A game that apes GTA’s best qualities competently (and this is one) is bound to be a lot of fun. And Guerrilla is fun, until you make a terrible discovery: it’s pretty easy. You will only die if you run out of ammo, and you will never run out of ammo so long as you keep killing people and taking their guns. Your health recharges absurdly quickly (hide behind a crate for ten seconds) and only a few guns ever give you any guff anyways. Unless you insist on reducing every enemy to a pulp with your hammer you will only die if you’re caught in a burning vehicle or if you forget what you’re doing for a few minutes. Once you get more advanced weaponry like the rocket launcher and arc welder (and that happens fairly early), dealing with hordes of enemies is a snap. Of course enemies and enemy vehicles can re-spawn as long as your alert level remains high; and it won’t dip until you’ve stopped killing people. This means firefights frequently become tedious, and then exasperating, and then finally lethally boring, after the tenth APC filled with soldiers has tipped over and exploded, and the twelfth hapless gunship has listed to within range of your heat-seeking nuke launcher and you've blown it out of the sky.
What would have helped Red Faction: Guerrilla is if it had aped the games it is clearly trying to ape more effectively. The world outside of your base isn't nearly vibrant enough to serve as something other than a stage for moving the plot forward or doing the occasional generic hit-and-run or base defense mission. The actual fighting is either easy or tedious, the story isn't the greatest (there are cool moments – anything to do with the Marauders, for instance) and there are too few interesting areas to distract from the seemingly endless procession of apartment blocks, guard stations, office buildings and mine vehicle parking lots.

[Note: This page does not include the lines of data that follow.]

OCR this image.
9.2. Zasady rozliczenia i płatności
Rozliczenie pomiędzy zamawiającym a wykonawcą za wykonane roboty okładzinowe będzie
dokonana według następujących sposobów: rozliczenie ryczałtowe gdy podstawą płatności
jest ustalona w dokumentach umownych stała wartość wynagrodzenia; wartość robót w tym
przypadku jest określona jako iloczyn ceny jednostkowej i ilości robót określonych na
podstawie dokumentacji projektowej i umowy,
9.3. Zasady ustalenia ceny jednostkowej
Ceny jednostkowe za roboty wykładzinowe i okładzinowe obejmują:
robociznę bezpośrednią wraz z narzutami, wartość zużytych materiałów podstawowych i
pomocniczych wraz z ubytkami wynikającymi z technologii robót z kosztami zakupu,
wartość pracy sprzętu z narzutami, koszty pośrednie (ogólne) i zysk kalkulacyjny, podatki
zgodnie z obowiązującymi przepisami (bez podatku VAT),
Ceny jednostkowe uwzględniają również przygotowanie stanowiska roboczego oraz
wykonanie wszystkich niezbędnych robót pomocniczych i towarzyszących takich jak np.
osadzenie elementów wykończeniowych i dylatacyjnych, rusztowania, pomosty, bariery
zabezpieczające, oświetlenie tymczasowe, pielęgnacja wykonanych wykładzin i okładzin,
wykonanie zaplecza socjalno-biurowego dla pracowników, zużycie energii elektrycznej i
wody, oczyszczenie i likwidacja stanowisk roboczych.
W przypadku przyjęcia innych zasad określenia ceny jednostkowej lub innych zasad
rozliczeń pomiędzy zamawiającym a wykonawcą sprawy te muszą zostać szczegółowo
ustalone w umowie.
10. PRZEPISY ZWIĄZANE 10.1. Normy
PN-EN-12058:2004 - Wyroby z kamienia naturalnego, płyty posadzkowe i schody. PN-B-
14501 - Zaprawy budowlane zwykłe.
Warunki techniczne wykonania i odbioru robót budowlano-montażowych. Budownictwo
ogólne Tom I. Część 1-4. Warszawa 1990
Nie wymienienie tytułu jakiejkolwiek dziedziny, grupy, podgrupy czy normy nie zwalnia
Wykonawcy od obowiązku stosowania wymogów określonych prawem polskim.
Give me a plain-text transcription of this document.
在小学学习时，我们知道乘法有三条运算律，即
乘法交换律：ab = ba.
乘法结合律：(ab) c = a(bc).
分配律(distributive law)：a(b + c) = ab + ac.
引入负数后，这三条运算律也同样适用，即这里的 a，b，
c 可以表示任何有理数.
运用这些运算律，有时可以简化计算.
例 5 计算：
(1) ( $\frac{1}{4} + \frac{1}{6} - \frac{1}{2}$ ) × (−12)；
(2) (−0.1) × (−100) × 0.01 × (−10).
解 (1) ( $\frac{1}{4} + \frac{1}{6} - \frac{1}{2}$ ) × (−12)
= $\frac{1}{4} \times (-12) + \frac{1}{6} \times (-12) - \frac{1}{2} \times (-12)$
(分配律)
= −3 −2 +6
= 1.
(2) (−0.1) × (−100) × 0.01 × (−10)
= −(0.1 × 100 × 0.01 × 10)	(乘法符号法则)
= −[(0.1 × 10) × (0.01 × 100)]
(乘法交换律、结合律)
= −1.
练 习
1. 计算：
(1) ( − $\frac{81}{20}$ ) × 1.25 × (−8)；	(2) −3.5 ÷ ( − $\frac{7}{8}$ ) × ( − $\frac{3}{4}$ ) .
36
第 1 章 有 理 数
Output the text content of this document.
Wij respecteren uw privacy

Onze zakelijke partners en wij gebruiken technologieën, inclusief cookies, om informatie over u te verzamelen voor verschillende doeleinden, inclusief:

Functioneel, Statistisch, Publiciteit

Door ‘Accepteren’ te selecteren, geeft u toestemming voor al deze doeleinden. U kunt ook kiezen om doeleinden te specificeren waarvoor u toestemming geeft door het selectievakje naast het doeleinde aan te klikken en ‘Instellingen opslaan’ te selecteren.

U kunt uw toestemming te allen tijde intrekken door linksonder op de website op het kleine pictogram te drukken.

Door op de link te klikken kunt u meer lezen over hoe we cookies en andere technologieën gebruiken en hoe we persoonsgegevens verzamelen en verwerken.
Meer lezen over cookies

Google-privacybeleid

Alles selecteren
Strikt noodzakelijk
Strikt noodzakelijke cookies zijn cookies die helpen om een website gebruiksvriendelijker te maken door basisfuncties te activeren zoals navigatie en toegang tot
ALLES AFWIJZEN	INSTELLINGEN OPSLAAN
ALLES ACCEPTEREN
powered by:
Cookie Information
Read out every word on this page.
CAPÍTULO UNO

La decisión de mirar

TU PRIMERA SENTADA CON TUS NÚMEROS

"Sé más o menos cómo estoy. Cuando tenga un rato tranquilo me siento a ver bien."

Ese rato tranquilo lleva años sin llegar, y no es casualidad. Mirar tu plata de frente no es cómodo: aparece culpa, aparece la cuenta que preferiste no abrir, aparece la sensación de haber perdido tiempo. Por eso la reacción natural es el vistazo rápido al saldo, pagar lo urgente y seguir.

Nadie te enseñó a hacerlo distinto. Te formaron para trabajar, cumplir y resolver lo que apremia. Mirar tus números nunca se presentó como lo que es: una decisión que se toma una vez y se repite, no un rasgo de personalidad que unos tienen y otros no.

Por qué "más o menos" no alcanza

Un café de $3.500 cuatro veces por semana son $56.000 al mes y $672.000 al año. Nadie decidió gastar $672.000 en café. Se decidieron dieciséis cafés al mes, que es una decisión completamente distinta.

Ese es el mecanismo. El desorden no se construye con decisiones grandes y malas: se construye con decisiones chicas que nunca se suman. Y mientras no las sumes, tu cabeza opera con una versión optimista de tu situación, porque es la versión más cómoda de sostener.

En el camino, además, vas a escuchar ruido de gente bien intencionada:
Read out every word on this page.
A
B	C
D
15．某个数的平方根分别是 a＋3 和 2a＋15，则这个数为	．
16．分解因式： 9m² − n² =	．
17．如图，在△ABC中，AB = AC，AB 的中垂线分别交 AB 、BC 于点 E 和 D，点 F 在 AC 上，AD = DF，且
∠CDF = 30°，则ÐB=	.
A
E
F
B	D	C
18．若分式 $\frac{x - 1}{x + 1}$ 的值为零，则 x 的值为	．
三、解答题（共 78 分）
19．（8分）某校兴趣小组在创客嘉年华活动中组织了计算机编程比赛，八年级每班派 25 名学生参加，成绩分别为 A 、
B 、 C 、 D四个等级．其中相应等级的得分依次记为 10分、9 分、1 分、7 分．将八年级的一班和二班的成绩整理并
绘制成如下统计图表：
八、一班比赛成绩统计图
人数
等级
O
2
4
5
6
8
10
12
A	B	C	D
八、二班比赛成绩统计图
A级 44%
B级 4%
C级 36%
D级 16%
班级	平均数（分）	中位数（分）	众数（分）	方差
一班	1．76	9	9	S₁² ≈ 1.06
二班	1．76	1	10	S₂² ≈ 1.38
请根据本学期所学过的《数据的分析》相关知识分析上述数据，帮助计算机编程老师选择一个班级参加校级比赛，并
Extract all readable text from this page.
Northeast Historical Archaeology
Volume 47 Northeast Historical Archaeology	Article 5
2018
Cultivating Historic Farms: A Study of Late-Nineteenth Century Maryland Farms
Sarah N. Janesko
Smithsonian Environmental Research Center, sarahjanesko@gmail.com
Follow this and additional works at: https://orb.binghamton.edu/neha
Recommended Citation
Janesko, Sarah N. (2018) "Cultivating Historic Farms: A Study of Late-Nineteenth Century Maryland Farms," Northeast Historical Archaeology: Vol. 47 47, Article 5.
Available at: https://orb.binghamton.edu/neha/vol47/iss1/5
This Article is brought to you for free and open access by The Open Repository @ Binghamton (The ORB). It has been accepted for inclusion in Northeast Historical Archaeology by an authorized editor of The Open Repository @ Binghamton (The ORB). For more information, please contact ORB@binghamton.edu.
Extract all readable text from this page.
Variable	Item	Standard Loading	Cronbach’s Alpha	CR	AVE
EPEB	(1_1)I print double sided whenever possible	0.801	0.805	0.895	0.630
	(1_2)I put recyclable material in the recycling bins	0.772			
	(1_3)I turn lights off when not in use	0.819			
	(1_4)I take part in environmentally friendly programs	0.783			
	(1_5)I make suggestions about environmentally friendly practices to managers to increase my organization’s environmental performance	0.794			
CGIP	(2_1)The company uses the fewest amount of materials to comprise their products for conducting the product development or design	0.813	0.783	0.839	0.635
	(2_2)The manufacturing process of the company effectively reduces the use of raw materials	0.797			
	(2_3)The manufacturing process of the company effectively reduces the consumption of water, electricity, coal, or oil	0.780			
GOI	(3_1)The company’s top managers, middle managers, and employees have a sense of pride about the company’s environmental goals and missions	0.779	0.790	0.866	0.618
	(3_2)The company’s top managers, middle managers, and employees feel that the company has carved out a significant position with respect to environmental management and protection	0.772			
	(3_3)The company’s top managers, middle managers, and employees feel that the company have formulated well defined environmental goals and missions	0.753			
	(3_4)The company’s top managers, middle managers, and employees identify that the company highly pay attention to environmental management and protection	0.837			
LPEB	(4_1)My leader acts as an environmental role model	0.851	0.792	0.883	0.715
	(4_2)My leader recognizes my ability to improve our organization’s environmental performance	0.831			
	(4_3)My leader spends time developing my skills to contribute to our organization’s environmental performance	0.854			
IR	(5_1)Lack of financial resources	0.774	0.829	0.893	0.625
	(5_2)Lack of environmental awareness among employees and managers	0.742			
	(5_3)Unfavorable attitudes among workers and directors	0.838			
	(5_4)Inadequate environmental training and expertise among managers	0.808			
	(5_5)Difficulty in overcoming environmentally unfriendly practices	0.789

Ultimately Guerrilla is unsatisfying, only because it doesn't take its own ideas far enough. What is there is not bad, and if there is blame that needs to be apportioned it can probably be laid at the feet of whoever was responsible for not giving Volition enough time to get where they might have been headed: to a more interesting world, to a thicker plot, to more clever AI, etc. Red Faction: Guerrilla is the game for people who are either perfectly satisfied with above-average shooters or are lovers of the might-have-been.